To reveal their surprising identikit is the largest genetic study ever carried out on this ancient people, conducted by analyzing over 400 skeletons from archaeological sites throughout Europe and Greenland.

The results, which promise to rewrite many pages of history books, are published in the journal Nature by the team of Danish evolutionary geneticist Eske Willerslev, who works between Cambridge and Copenhagen universities.

Italy also participates in the study with the University of Foggia and the Superintendence of Archeology, Fine Arts and Landscape for the Provinces of Barletta, Andria, Trani and Foggia.

"Puglia was involved to evaluate the possibility of verifying the reverberation of the Viking genetic heritage in the Normans of Southern Italy, who are historically a population of Viking descent," explains the archaeologist Pasquale Favia.

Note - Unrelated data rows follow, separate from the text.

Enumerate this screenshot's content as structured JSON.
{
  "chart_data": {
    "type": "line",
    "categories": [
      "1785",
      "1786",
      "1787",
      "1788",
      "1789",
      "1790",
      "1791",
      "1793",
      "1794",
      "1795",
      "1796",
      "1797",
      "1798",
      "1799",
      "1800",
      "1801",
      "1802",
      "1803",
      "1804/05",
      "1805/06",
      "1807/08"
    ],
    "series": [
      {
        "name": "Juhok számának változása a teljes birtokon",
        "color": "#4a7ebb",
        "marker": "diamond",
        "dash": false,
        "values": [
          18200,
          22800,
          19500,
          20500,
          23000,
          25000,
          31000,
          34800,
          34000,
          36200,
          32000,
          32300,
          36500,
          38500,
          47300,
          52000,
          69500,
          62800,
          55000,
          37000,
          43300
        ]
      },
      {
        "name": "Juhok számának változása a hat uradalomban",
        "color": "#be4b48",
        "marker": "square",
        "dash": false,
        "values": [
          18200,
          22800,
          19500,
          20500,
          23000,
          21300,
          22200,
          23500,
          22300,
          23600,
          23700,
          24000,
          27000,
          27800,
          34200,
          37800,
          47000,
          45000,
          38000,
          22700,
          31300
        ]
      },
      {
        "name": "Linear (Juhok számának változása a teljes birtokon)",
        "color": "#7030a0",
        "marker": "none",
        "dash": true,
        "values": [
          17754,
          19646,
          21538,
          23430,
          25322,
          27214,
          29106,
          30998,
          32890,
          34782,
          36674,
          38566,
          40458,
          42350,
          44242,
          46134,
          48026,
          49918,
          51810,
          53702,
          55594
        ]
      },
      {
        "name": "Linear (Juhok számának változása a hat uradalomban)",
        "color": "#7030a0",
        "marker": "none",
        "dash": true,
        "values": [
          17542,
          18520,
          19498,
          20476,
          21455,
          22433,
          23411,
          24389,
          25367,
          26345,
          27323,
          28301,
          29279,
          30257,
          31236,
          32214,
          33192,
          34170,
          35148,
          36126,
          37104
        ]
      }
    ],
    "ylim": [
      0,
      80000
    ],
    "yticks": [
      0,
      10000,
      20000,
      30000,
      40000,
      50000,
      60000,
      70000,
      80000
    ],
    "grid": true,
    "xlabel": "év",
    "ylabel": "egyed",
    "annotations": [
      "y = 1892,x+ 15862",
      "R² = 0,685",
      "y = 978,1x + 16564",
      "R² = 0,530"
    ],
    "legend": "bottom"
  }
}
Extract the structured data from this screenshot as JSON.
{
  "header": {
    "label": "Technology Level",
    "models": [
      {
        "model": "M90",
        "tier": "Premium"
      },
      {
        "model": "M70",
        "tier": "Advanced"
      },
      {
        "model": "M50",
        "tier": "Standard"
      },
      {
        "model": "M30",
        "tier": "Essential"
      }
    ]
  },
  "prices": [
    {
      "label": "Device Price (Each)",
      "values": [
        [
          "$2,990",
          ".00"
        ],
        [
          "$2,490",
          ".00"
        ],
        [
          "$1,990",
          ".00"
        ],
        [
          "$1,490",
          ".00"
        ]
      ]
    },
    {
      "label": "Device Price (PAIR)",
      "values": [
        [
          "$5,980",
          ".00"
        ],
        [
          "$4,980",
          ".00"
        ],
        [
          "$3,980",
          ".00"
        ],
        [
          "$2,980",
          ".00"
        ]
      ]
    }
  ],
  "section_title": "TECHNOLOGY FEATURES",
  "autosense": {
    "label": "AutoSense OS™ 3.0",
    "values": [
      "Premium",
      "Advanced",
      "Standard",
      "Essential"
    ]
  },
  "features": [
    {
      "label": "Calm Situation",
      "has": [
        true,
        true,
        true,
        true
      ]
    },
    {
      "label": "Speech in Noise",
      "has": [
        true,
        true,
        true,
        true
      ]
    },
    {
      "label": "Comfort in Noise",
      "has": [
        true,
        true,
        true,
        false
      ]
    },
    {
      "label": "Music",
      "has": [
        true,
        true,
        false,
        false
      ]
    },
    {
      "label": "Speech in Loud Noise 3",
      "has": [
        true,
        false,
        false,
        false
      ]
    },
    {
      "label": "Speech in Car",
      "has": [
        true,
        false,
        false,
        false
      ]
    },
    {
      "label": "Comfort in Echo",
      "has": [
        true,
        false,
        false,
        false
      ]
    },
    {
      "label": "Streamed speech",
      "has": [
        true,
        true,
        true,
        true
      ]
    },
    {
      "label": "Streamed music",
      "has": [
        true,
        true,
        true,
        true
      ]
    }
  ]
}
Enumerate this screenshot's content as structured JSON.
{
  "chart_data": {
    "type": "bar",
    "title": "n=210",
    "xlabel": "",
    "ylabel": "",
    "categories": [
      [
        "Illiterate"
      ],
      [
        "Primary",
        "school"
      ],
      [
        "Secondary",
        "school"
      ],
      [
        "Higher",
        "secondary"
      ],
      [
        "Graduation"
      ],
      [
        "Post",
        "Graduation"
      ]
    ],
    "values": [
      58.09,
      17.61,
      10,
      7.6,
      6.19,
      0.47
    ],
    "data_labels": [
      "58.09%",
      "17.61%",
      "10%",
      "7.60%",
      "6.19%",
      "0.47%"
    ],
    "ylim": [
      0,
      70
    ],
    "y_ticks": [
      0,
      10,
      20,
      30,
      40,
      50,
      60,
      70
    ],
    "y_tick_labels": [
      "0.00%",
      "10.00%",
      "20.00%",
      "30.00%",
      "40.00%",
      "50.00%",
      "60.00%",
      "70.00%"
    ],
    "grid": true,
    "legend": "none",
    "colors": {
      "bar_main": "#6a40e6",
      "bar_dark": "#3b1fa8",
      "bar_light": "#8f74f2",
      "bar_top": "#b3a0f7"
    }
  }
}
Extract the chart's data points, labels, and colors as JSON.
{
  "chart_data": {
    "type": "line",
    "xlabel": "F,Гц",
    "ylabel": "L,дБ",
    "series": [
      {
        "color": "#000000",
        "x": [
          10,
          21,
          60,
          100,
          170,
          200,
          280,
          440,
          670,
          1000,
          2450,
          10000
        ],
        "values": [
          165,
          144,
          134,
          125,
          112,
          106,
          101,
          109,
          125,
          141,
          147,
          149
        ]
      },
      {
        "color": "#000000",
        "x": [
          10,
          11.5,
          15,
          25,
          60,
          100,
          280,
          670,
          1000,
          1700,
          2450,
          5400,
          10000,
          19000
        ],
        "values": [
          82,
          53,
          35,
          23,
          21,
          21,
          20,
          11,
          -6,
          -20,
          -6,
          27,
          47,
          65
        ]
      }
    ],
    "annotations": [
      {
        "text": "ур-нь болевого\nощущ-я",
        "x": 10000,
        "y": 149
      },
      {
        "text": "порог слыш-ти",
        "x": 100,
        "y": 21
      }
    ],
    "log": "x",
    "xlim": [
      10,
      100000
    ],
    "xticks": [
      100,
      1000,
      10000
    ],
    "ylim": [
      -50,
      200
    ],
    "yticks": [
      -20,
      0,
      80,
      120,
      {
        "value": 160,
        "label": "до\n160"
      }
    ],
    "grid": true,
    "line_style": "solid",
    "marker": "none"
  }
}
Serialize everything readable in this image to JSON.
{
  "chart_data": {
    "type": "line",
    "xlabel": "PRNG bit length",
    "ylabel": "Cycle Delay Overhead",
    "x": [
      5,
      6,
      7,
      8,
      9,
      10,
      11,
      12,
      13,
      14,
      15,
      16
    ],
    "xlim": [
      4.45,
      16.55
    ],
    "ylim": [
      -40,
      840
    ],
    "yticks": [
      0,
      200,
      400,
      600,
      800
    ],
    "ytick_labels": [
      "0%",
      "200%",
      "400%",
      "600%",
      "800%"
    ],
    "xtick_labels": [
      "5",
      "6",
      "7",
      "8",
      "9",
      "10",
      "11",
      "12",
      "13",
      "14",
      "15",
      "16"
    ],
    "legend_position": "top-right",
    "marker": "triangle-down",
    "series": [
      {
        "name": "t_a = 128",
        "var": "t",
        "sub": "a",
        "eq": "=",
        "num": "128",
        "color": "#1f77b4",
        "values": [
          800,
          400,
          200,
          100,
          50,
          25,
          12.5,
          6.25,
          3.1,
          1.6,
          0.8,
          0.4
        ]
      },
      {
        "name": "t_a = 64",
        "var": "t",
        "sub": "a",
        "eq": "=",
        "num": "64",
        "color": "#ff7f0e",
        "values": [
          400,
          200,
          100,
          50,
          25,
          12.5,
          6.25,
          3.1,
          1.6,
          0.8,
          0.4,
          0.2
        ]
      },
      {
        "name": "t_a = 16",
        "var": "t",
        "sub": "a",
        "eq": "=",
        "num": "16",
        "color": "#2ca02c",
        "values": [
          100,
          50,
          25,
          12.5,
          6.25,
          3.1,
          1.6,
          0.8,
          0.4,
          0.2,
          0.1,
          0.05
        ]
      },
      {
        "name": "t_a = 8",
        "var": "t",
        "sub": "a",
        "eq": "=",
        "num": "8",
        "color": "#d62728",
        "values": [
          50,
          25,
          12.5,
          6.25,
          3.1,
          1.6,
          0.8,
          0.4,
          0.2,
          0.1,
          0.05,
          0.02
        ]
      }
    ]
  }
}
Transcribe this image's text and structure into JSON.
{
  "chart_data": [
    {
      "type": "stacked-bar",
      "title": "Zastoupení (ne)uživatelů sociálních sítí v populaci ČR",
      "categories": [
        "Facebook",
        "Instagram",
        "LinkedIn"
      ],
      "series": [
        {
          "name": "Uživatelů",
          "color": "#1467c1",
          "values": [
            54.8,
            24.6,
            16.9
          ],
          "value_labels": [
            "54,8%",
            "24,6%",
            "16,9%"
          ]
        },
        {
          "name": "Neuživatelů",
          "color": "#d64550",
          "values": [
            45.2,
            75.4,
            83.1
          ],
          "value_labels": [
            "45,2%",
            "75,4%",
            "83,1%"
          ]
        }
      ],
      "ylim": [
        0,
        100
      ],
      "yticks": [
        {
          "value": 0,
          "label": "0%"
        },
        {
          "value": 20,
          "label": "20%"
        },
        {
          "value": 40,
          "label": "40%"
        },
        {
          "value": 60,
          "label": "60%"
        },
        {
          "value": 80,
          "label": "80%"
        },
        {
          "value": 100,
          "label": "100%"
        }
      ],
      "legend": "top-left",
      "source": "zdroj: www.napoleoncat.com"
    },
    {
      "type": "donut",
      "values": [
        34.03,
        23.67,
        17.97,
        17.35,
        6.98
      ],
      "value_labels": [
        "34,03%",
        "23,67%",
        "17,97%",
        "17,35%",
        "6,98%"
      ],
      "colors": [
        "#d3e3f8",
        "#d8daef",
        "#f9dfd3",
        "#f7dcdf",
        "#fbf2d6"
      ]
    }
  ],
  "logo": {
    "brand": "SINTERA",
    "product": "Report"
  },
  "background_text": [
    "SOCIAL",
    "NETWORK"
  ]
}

The study is based on the analysis of over 400 ancient skeletons (source: Vastergotlands Museum)

By sequencing DNA extracted from the teeth and skull bones of the ancient Vikings, "we discovered genetic differences between their populations in Scandinavia, indicating that the groups in the region were more isolated than expected," says Willerslev.

"Furthermore, our research refutes the modern image of blond-haired Vikings, as many had brown hair and were influenced by genetic influences from southern Europe and Asia."

Thanks to the DNA, the researchers have also reconstructed the movements of the Vikings: from Norway they arrived in Ireland, Scotland, Iceland and Greenland;

from Denmark they ended up in England;

from Sweden they reached the Baltic countries during their all-male raids.

"We discovered that these expeditions included members of the same family, since in a funeral ship in Estonia we found four brothers who died on the same day. The other occupants of the ship - explains Ashot Margaryan of the University of Copenhagen - were genetically similar, probably. because they came from the same small village in Sweden ".

This, concludes Fernando Racimo of the University of Copenhagen, "allows us to understand how natural selection acted before, during and after the movements of the Vikings in Europe, influencing genes associated with important traits such as immunity, pigmentation and metabolism. : we can also begin to deduce what they looked like ".